MIPS contains a pair of instructions called a load linked and store conditional. These are used in sequence: if the content of the memory specified by load linked is changed before the store conditional, then the store fails.

Although it was presented for multi-processor sync, atomic exchange is also useful for the OS in dealing with multiple processes in a single processor. To ensure nothing interferes in a single processor, the store conditional also fails if the processor does a context switch between the two instructions.

Store conditional will fail after either another attempted store or any exception, in particular, only register-register instructions can safely be permited between the two instructions; otherwise, it is possible to create deadlock situations.

Translating & Starting


The compiler transforms the C program to assembly language program, a symbolic form of what the machine understands.

Assembly Language

A symbolic language that can be translated into binary machine language.


Assembler translate the assembly language program into machine language program, called object file.

Pseudoinstructions give MIPS a richer set of assembly language instructions than those implemented by the hardware. The only cost is reserving one register, $at.


Linker, also called link editor, is a systems program that combines independenty assembled machine language programs and resolves all undefined labels into an executable file. There are 3 steps for the linker:

  1. Place code and data modules symbolically in memory.
  2. Determine the addresses of data and instrucion labels.
  3. Patch both the internal and external references.

Linker allows compiling and assembling each procedure independently, particulaly library routines, avoiding processing the whole program every time a small routine changes. Typically, the executable file has the same format as an object file, except that it contains no unresolved references.


A systems program that places an object program in main memory so that it is ready to execute.

Dynamically linked libraries

The static libraries has a few cons:

  • The library routines become part of the exe file. The program need re-compiled when library updated.
  • It loads all libs that are called anywhere in the exe, even not called.

Lazy procedure linkage of DLLs:

The first time the lib is called, the program calls the dummy entry and follows the indirect jump. It points to code that puts a number in a register to identify the desired lib and jumps to the dynamic linker/loader. The linker/loader finds the lib, remap it, and chages the address in the indirect jump location to the lib.

Starging a Java Program

Rather than compile to the assemly language of a target computer, Java is compiled first to the instructions that are easy tointerpret: the Java bytecode instruction set. A interpreter called Java Virtual Machine can execute Java bytecodes.

Pro: portability; Con: lower performance. Just In Time compilers (JIT) typically find the "hot" methods and compile them into native instruction set, and is saved for next run.

Typically, the unoptimized C program is faster than the interpreted Java code. Using the JIT compiler makes Java faster than the unoptimized C and slightly slower than highest optimized C code.

Fallacies and Pitfalls

Fallacy: More powerful instructions mean higher performance.
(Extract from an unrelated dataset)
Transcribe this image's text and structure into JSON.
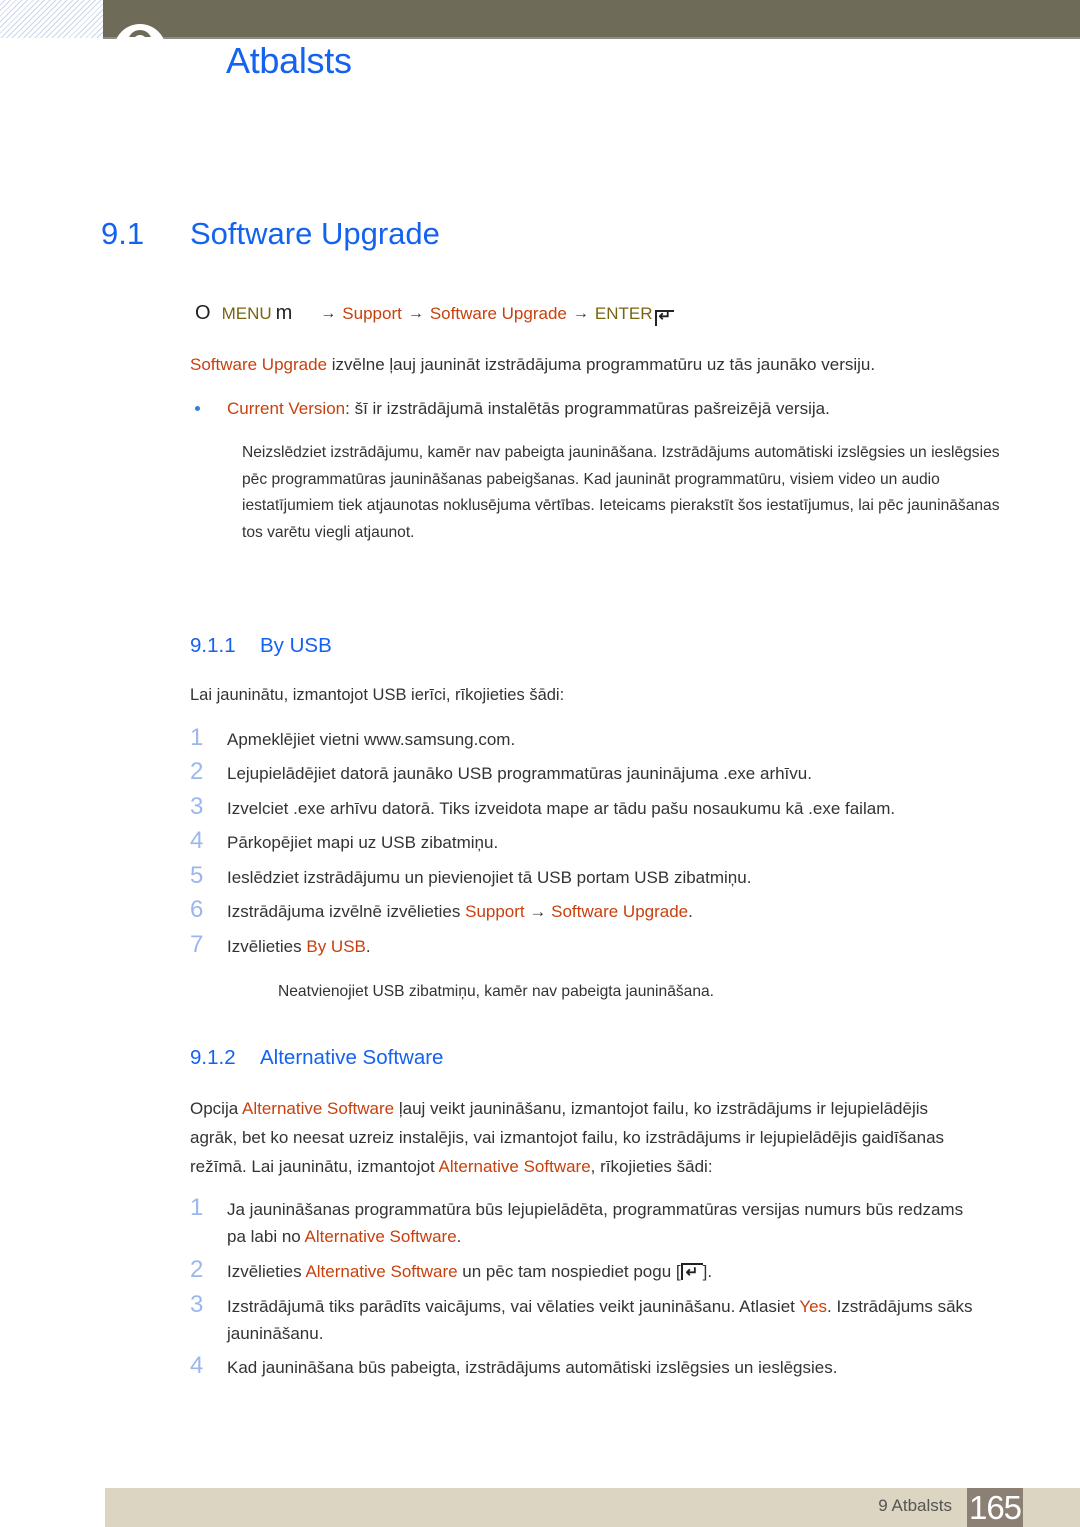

Complex instructions consume more time.

Fallacy: Write in assembly language to obtain the highest performance.

This battle between compilers and assembly language coders is one situation in which humans are losing ground. Today's C compilers generally ignore register hints made by programmers.
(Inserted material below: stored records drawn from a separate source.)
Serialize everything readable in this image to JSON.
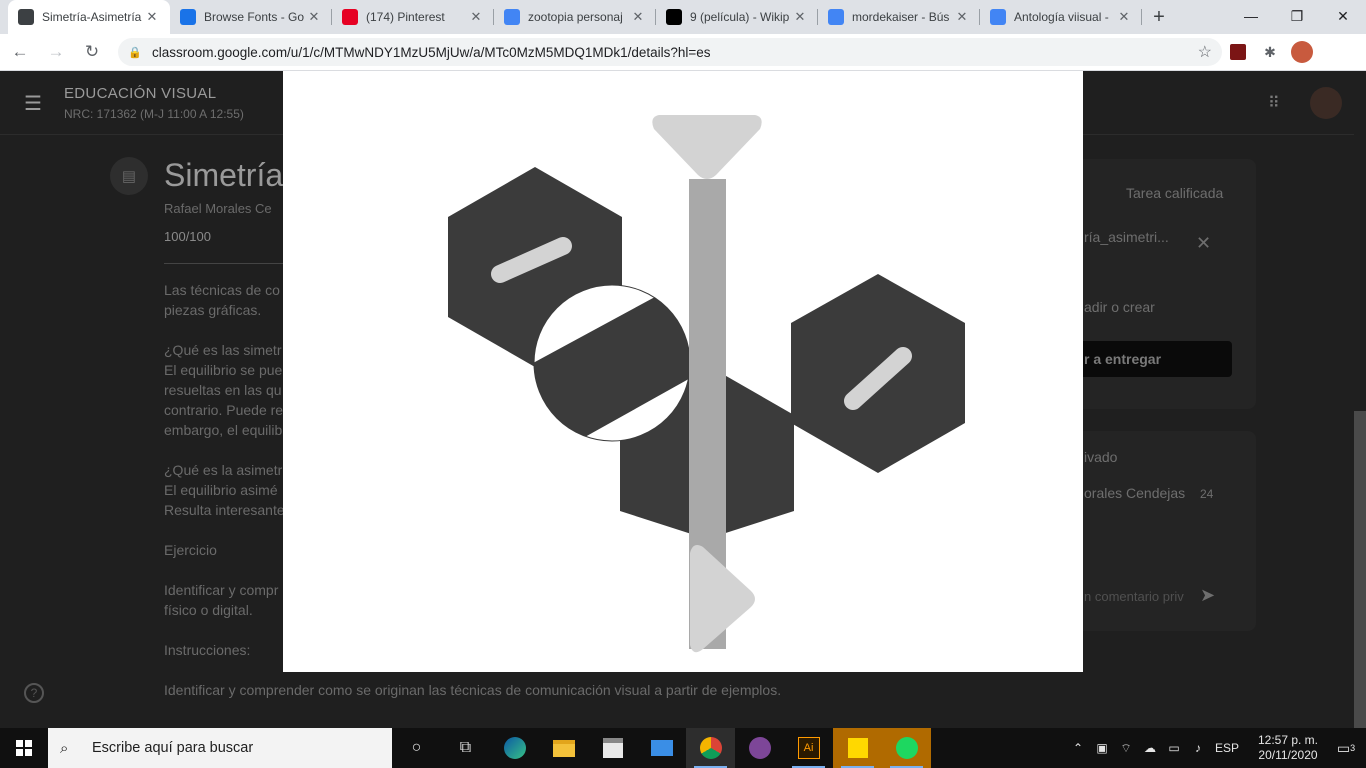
{
  "browser": {
    "tabs": [
      {
        "title": "Simetría-Asimetría",
        "favicon": "classroom-icon",
        "color": "#3c4043",
        "active": true
      },
      {
        "title": "Browse Fonts - Go",
        "favicon": "google-fonts-icon",
        "color": "#1a73e8",
        "active": false
      },
      {
        "title": "(174) Pinterest",
        "favicon": "pinterest-icon",
        "color": "#e60023",
        "active": false
      },
      {
        "title": "zootopia personaj",
        "favicon": "google-icon",
        "color": "#4285f4",
        "active": false
      },
      {
        "title": "9 (película) - Wikip",
        "favicon": "wikipedia-icon",
        "color": "#000000",
        "active": false
      },
      {
        "title": "mordekaiser - Bús",
        "favicon": "google-icon",
        "color": "#4285f4",
        "active": false
      },
      {
        "title": "Antología viisual -",
        "favicon": "docs-icon",
        "color": "#4285f4",
        "active": false
      }
    ],
    "new_tab": "+",
    "window_controls": {
      "minimize": "—",
      "restore": "❐",
      "close": "✕"
    },
    "url": "classroom.google.com/u/1/c/MTMwNDY1MzU5MjUw/a/MTc0MzM5MDQ1MDk1/details?hl=es"
  },
  "classroom": {
    "course_title": "EDUCACIÓN VISUAL",
    "course_sub": "NRC: 171362 (M-J 11:00 A 12:55)",
    "assignment_title": "Simetría",
    "author": "Rafael Morales Ce",
    "score": "100/100",
    "body": [
      "Las técnicas de co",
      "piezas gráficas.",
      "",
      "¿Qué es las simetr",
      "El equilibrio se pue",
      "resueltas en las qu",
      "contrario. Puede re",
      "embargo, el equilib",
      "",
      "¿Qué es la asimetr",
      "El equilibrio asimé",
      "Resulta interesante",
      "",
      "Ejercicio",
      "",
      "Identificar y compr",
      "físico o digital.",
      "",
      "Instrucciones:",
      "",
      "Identificar y comprender como se originan las técnicas de comunicación visual a partir de ejemplos."
    ],
    "side": {
      "graded_label": "Tarea calificada",
      "attachment": "ría_asimetri...",
      "add_create": "adir o crear",
      "submit": "r a entregar",
      "private_label": "ivado",
      "commenter": "orales Cendejas",
      "comment_time": "24",
      "comment_placeholder": "n comentario priv"
    }
  },
  "preview": {
    "colors": {
      "dark": "#3b3b3b",
      "mid": "#a9a9a9",
      "light": "#d3d3d3",
      "paper": "#ffffff"
    }
  },
  "taskbar": {
    "search_placeholder": "Escribe aquí para buscar",
    "apps": [
      "cortana-icon",
      "task-view-icon",
      "edge-icon",
      "file-explorer-icon",
      "store-icon",
      "mail-icon",
      "chrome-icon",
      "tor-icon",
      "illustrator-icon",
      "sticky-notes-icon",
      "spotify-icon"
    ],
    "language": "ESP",
    "time": "12:57 p. m.",
    "date": "20/11/2020",
    "notifications": "3"
  }
}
Fallacy: The importance of commercial binary compatibility means successful instruction set don't change.

While backwards binary compatibility is sacrosanct, the x86 architecture has grown dramatically.
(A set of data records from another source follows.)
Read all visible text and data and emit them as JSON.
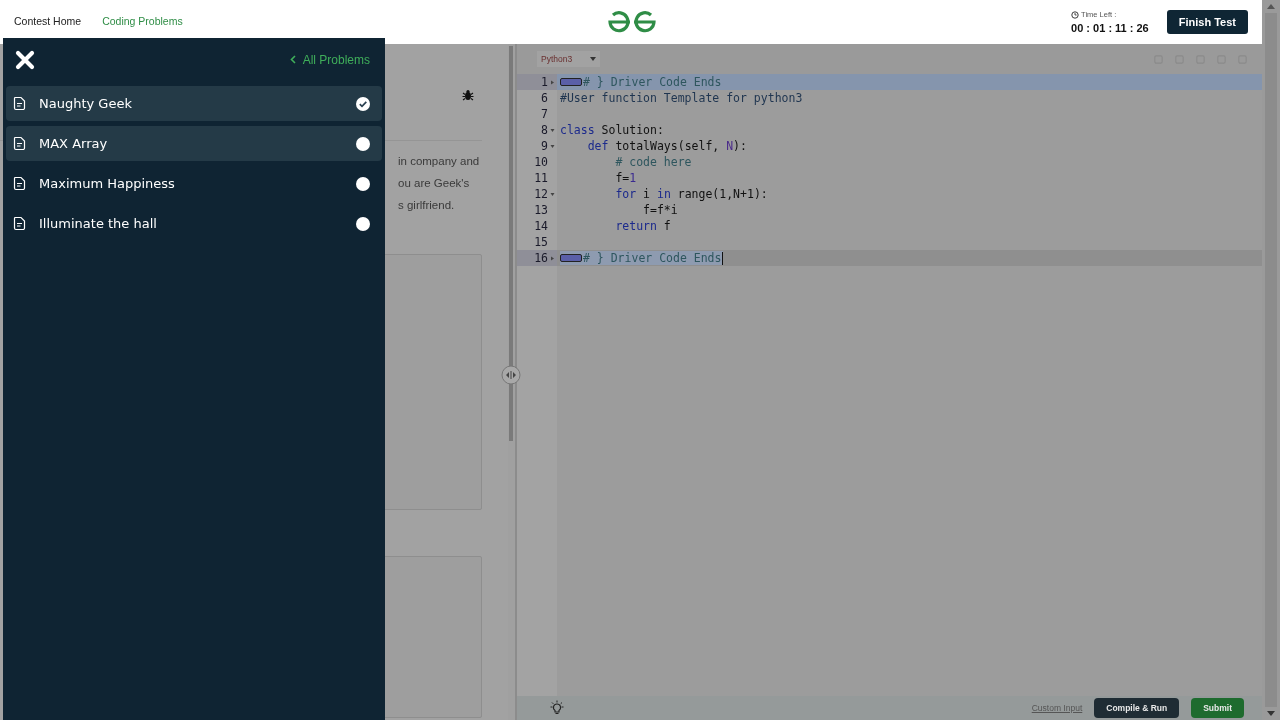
{
  "header": {
    "nav": [
      {
        "label": "Contest Home",
        "selected": false
      },
      {
        "label": "Coding Problems",
        "selected": true
      }
    ],
    "timer": {
      "label": "Time Left :",
      "value": "00 : 01 : 11 : 26"
    },
    "finish_button": "Finish Test"
  },
  "sidebar": {
    "back_link": "All Problems",
    "problems": [
      {
        "title": "Naughty Geek",
        "solved": true,
        "highlighted": true
      },
      {
        "title": "MAX Array",
        "solved": false,
        "highlighted": true
      },
      {
        "title": "Maximum Happiness",
        "solved": false,
        "highlighted": false
      },
      {
        "title": "Illuminate the hall",
        "solved": false,
        "highlighted": false
      }
    ]
  },
  "problem_pane": {
    "text_lines": [
      "in company and",
      "ou are Geek's",
      "s girlfriend."
    ]
  },
  "editor": {
    "language": "Python3",
    "lines": [
      {
        "number": "1",
        "foldable": true,
        "folded": true,
        "selected": true,
        "cursor": false,
        "tokens": [
          {
            "kind": "comment",
            "text": "# } Driver Code Ends"
          }
        ]
      },
      {
        "number": "6",
        "foldable": false,
        "folded": false,
        "selected": false,
        "cursor": false,
        "tokens": [
          {
            "kind": "comment-dark",
            "text": "#User function Template for python3"
          }
        ]
      },
      {
        "number": "7",
        "foldable": false,
        "folded": false,
        "selected": false,
        "cursor": false
      },
      {
        "number": "8",
        "foldable": true,
        "folded": false,
        "selected": false,
        "cursor": false,
        "tokens": [
          {
            "kind": "keyword",
            "text": "class"
          },
          {
            "kind": "plain",
            "text": " Solution:"
          }
        ]
      },
      {
        "number": "9",
        "foldable": true,
        "folded": false,
        "selected": false,
        "cursor": false,
        "tokens": [
          {
            "kind": "keyword",
            "text": "    def"
          },
          {
            "kind": "plain",
            "text": " totalWays(self, "
          },
          {
            "kind": "variable",
            "text": "N"
          },
          {
            "kind": "plain",
            "text": "):"
          }
        ]
      },
      {
        "number": "10",
        "foldable": false,
        "folded": false,
        "selected": false,
        "cursor": false,
        "tokens": [
          {
            "kind": "comment",
            "text": "        # code here"
          }
        ]
      },
      {
        "number": "11",
        "foldable": false,
        "folded": false,
        "selected": false,
        "cursor": false,
        "tokens": [
          {
            "kind": "plain",
            "text": "        f="
          },
          {
            "kind": "number",
            "text": "1"
          }
        ]
      },
      {
        "number": "12",
        "foldable": true,
        "folded": false,
        "selected": false,
        "cursor": false,
        "tokens": [
          {
            "kind": "keyword",
            "text": "        for"
          },
          {
            "kind": "plain",
            "text": " i "
          },
          {
            "kind": "keyword",
            "text": "in"
          },
          {
            "kind": "plain",
            "text": " range(1,N+1):"
          }
        ]
      },
      {
        "number": "13",
        "foldable": false,
        "folded": false,
        "selected": false,
        "cursor": false,
        "tokens": [
          {
            "kind": "plain",
            "text": "            f=f*i"
          }
        ]
      },
      {
        "number": "14",
        "foldable": false,
        "folded": false,
        "selected": false,
        "cursor": false,
        "tokens": [
          {
            "kind": "keyword",
            "text": "        return"
          },
          {
            "kind": "plain",
            "text": " f"
          }
        ]
      },
      {
        "number": "15",
        "foldable": false,
        "folded": false,
        "selected": false,
        "cursor": false
      },
      {
        "number": "16",
        "foldable": true,
        "folded": true,
        "selected": true,
        "cursor": true,
        "tokens": [
          {
            "kind": "comment",
            "text": "# } Driver Code Ends"
          }
        ]
      }
    ]
  },
  "footer": {
    "custom_input": "Custom Input",
    "compile_button": "Compile & Run",
    "submit_button": "Submit"
  }
}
Fallacy: Forgetting that sequential word addresses in machines with byte addressing do not differ by one.

The address of next word can be found by incrementing the address in a register by the size of word, not one.

Pitfall: Using a pointer to an automatic variable outside its defining procedure.

The memory that contains the an array that is local to that procedure will be reused as soon as the procedure returns.